“My beach house is for sale. A few weeks ago, I received an offer from a trustee on behalf of a property investment trust. I accepted the offer and the deed of sale was sent to the transferring attorneys. They have now called me and indicated that the investment trust claims that the trustee was not authorised to make the offer and that the trust is accordingly not bound thereto. Can the trustee and trust just evade responsibility like this?”
The authority of a trustee to act on behalf of a trust is confirmed by the letters of authority issued to a trustee by the Master of the High Court. The power of the trustee to act is derived generally from the Trust Property Control Act 57 of 1988 and specifically from the trust deed of the trust, which has been registered with the Master.

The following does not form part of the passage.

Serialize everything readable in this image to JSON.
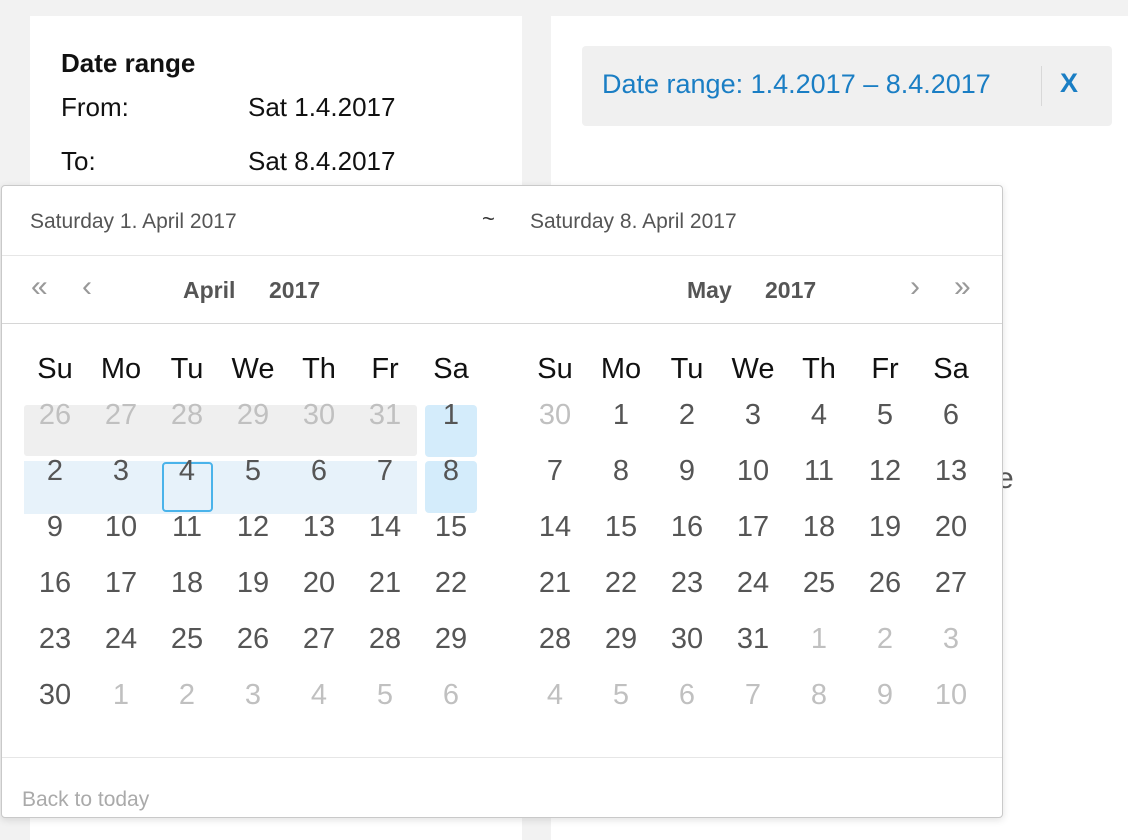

A trust deed will usually set out the identity of the trustees as well as their powers, duties and functions, including specifying what may and may not be done by the trustee(s). In addition, it would be expected that the trust deed also set out the formalities to be complied with by trustees when they act on behalf of the trust. An overarching responsibility of the trustees is to act only within the scope of the general or specific objectives of the trust.
When it comes to a commercial transaction such as the purchase of property as in your case, it must firstly be determined, whether the trust deed allows such transactions. If it does, then it must be determined what the formalities are for the taking of decisions in respect of such transactions and whether decisions taken have met the required formalities in order to be valid.
The consequence of decisions taken contrary to the objectives of the trust or without complying with the right formalities, is potential invalidity of the decision. In your situation, if certain formalities such as a specific resolution by the trustees authorising a specific trustee to make the offer was required and not done, then potentially the trust could not be bound by the offer made by the trustee.
This does not mean that the trustee that claimed to have been authorised, can get away scot-free. You could sue the trustee personally for damages arising from the trustee’s misrepresentation or breach of warranty, if he warranted in the sale agreement that he had the necessary authority.
Given the complexity and the necessity to carefully evaluate the claim of the trust that the necessary authority did not exist, it is our recommendation that you consult with your attorney to review the trust deed and advise you on your remedies and recourse against the trust and/or trustee.